L’Ecuador al via grande azione militare contro gruppi militari

(ASI) Al via in Ecuador una grande operazione militare contro le organizzazioni criminali in tre province occidentali; a garantire supporto logistico gli Stati uniti. Secondo le stime le operazioni dovrebbero durare un paio di settimane, non caso le autorità hanno invitato a rispettare il coprifuoco che scatterà oggi alle 23 e si concluderà il prossimo 30 marzo alle ore 5.

Più nel dettaglio le provincie interessate sono quelle di Guayas, Los Ríos e Santo Domingo de los Tsáchilas, tre delle più violente del Paese sudamericano.

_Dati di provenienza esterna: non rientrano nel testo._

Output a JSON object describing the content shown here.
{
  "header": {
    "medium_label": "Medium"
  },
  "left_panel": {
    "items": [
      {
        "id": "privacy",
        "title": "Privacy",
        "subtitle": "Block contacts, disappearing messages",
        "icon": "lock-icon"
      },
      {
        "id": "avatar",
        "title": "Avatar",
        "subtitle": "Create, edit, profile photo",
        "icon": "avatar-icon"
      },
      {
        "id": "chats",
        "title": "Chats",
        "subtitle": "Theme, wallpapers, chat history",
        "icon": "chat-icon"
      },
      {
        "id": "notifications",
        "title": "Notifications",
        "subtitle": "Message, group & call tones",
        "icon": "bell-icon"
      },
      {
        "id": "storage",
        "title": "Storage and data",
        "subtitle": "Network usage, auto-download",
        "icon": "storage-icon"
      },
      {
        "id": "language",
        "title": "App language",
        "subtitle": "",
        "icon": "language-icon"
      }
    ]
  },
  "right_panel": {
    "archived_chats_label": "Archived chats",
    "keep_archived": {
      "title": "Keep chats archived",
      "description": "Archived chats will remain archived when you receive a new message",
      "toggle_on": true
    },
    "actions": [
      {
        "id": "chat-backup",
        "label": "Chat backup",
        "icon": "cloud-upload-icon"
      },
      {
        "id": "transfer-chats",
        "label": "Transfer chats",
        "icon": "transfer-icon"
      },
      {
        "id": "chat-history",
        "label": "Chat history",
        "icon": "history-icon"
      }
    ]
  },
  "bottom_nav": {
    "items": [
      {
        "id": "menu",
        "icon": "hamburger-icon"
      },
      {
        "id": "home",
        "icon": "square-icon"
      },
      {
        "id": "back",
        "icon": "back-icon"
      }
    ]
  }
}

I residenti soggetti al coprifuoco devono rimanere nelle proprie case e mantenere le strade libere per facilitare il movimento di truppe e mezzi.

Nei giorni scorsi sono già iniziate operazioni militari congiunte tra Ecuador e Stati Uniti contro i gruppi della criminalità organizzata nel Paese sudamericano; gli attacchi contro i gruppi criminali violenti mirano a distruggere ciò che hanno costruito in varie parti del Paese, riferisce la stampa locale.

Lo scorso mercoledì, il 10 gennaio. Ecuador e Stati Uniti hanno annunciato un accordo per l'istituzione del primo ufficio dell’Fbi in Ecuador, una mossa descritta dall'incaricato d'affari dell'ambasciata statunitense Lawrence Petroni come “una pietra miliare molto importante” per il rafforzamento del legame operativo tra l'Fbi e la polizia ecuadoriana.

Secondo quanto riferito dalla polizia, l'ufficio dell'Fbi inizierà le sue attività all'interno dell'ambasciata statunitense a Quito. La vicepresidente María José Pinto ha elogiato l'iniziativa, definendola essenziale per “migliorare le indagini e la comprensione delle minacce criminali”. L'Ecuador è considerato un crocevia logistico per il narcotraffico, fungendo da punto di smistamento e distribuzione per gli stupefacenti che entrano nel paese, principalmente dalla Colombia, sebbene arrivino carichi anche dal Perù. Secondo le autorità, questi carichi illeciti vengono trasportati dai porti ecuadoriani verso l'America Centrale, gli Stati Uniti e l'Europa, tra le altre destinazioni.